Working as a Caddie

Working as a golf caddie taught me to become a close study of emotions and to adapt the advice I gave with them in mind. On meeting someone you'd bluntly assess: are they talkative, somber, open to reaching decisions collectively? Everything after would be a priori, incrementing after a shrug off or smile given a suggestion. It's a pure service job, and I became a chameleon, adapting to hundreds of players.

In that way, the role taught me to be exceptionally perceptive. It was my job to know and see the things that weren't immediately obvious and be trusted for that insight. In more advanced matches you'd see risk and defend against it towards the middle of a green or short of a hazard. Any advice was never purely based on external conditions, but also the emotions gleaned from the player beside me.
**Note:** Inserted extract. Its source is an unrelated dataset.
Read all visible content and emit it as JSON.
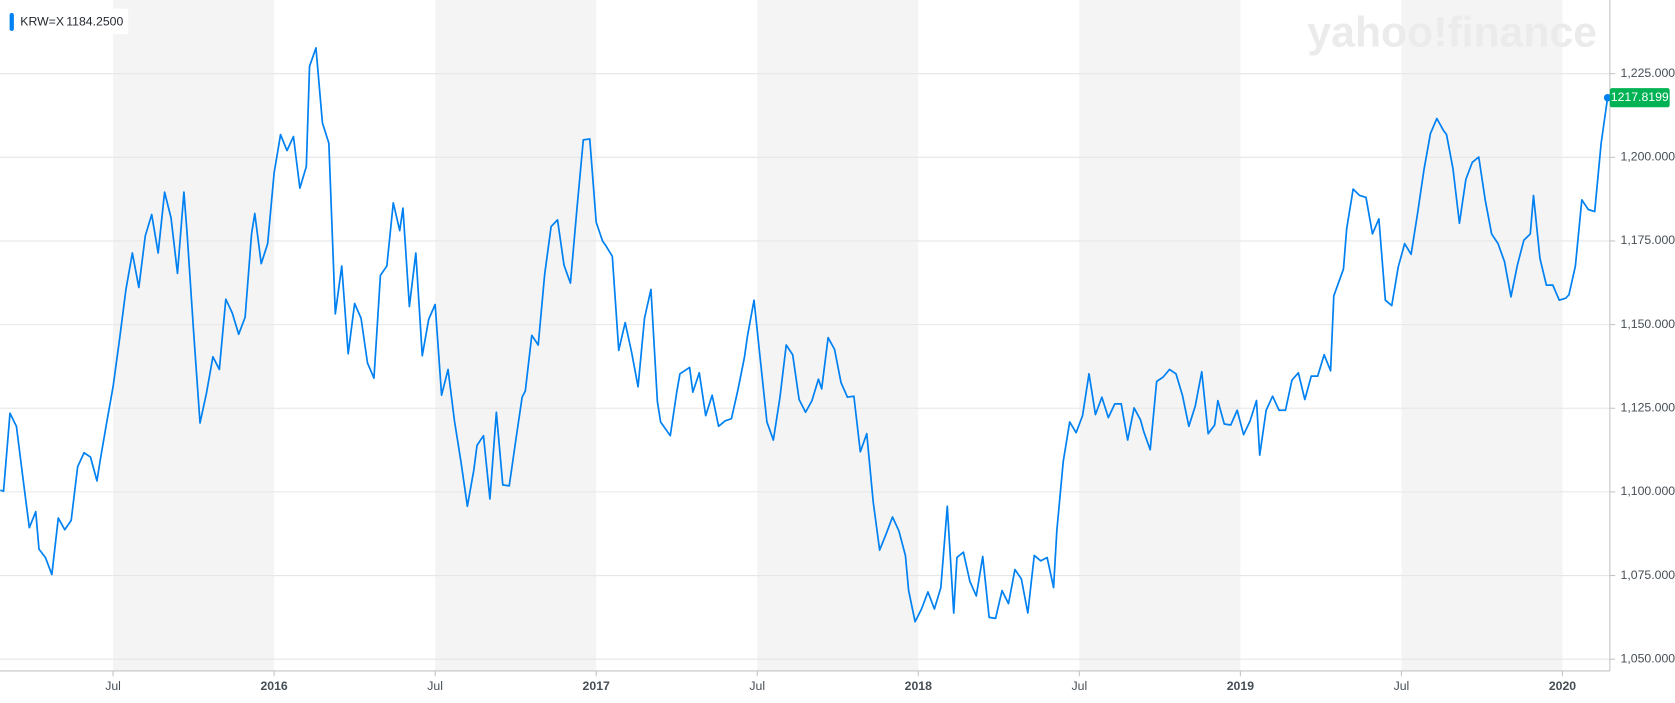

In the best matches I felt I was verbalizing the next shot. Instructions to draw a 4 iron off the chimney of the white house would be followed by the ball arching beautifully in that direction. This narrow gap between advice and results was extremely rewarding. That direct feedback is something I deeply miss.
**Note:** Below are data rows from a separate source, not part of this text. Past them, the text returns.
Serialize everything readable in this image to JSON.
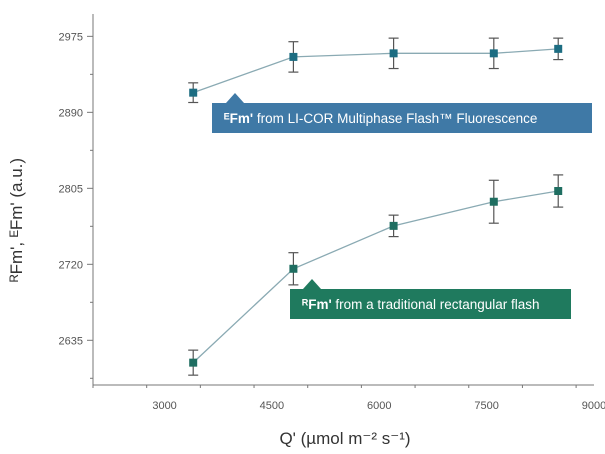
{
  "chart_data": {
    "type": "scatter",
    "xlabel": "Q' (µmol m⁻² s⁻¹)",
    "ylabel": "ᴿFm', ᴱFm' (a.u.)",
    "xlim": [
      2000,
      9000
    ],
    "ylim": [
      2585,
      3000
    ],
    "xticks": [
      3000,
      4500,
      6000,
      7500,
      9000
    ],
    "yticks": [
      2635,
      2720,
      2805,
      2890,
      2975
    ],
    "grid": false,
    "series": [
      {
        "name": "ᴱFm' from LI-COR Multiphase Flash™ Fluorescence",
        "label_bold": "ᴱFm'",
        "label_rest": " from LI-COR Multiphase Flash™ Fluorescence",
        "color": "#1d6d82",
        "callout_color": "#3f79a6",
        "x": [
          3400,
          4800,
          6200,
          7600,
          8500
        ],
        "y": [
          2912,
          2952,
          2956,
          2956,
          2961
        ],
        "err": [
          11,
          17,
          17,
          17,
          12
        ]
      },
      {
        "name": "ᴿFm' from a traditional rectangular flash",
        "label_bold": "ᴿFm'",
        "label_rest": " from a traditional rectangular flash",
        "color": "#1f6e61",
        "callout_color": "#1f7a5e",
        "x": [
          3400,
          4800,
          6200,
          7600,
          8500
        ],
        "y": [
          2610,
          2715,
          2763,
          2790,
          2802
        ],
        "err": [
          14,
          18,
          12,
          24,
          18
        ]
      }
    ]
  }
}
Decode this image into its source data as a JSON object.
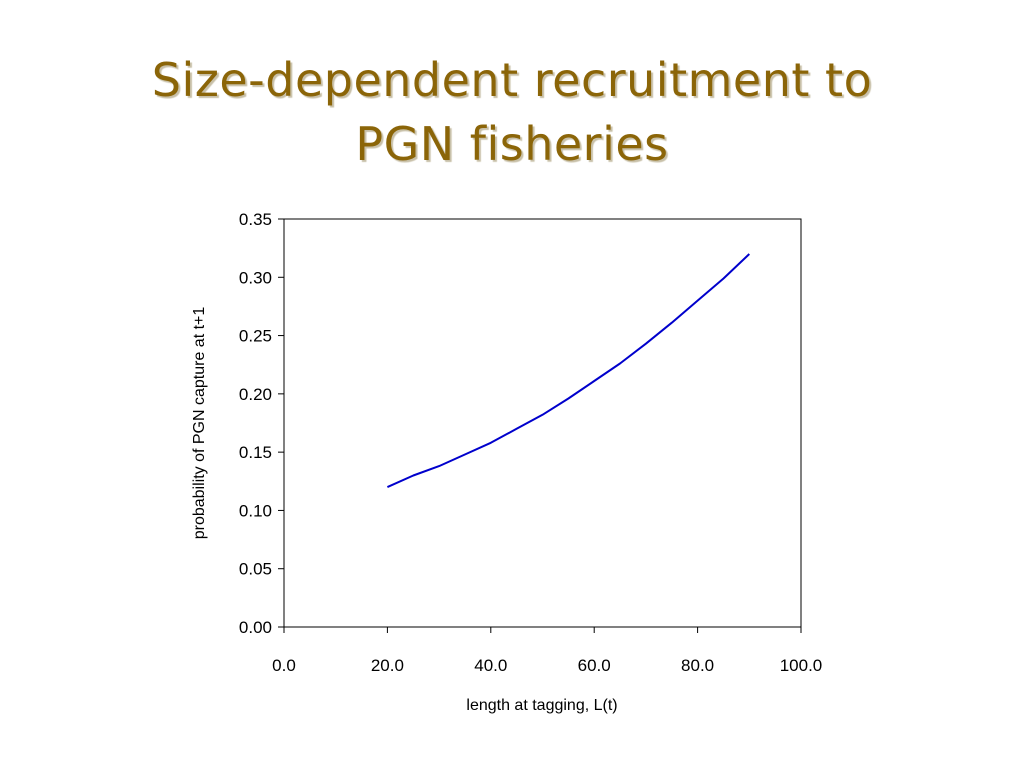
{
  "slide": {
    "title_line1": "Size-dependent recruitment to",
    "title_line2": "PGN fisheries",
    "title_color": "#8B6508"
  },
  "chart_data": {
    "type": "line",
    "xlabel": "length at tagging, L(t)",
    "ylabel": "probability of PGN capture at t+1",
    "xlim": [
      0,
      100
    ],
    "ylim": [
      0,
      0.35
    ],
    "xticks": [
      "0.0",
      "20.0",
      "40.0",
      "60.0",
      "80.0",
      "100.0"
    ],
    "yticks": [
      "0.00",
      "0.05",
      "0.10",
      "0.15",
      "0.20",
      "0.25",
      "0.30",
      "0.35"
    ],
    "grid": false,
    "series": [
      {
        "color": "#0000cc",
        "x": [
          20,
          25,
          30,
          35,
          40,
          45,
          50,
          55,
          60,
          65,
          70,
          75,
          80,
          85,
          90
        ],
        "y": [
          0.12,
          0.13,
          0.138,
          0.148,
          0.158,
          0.17,
          0.182,
          0.196,
          0.211,
          0.226,
          0.243,
          0.261,
          0.28,
          0.299,
          0.32
        ]
      }
    ]
  }
}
I also noticed that the people I instructed best, and who often performed the best, seemed to share a language with me. We looked at risks and opportunities similarly; my idea of how aggressively they would hit a shot was in line with how aggressively they actually did. Skill was a precursor for this, but the players who were most successful at executing were usually the most perceptive as well.

If there is some hard earned insight to this it's reality is what you perceive. An abject fact could be prized by a championship golfer. What might seem useless, the grain of the grass, the idiosyncratic schedules of the grounds crew, and the height of a creek can be conquered, dictated, and determine the fortunes of competition.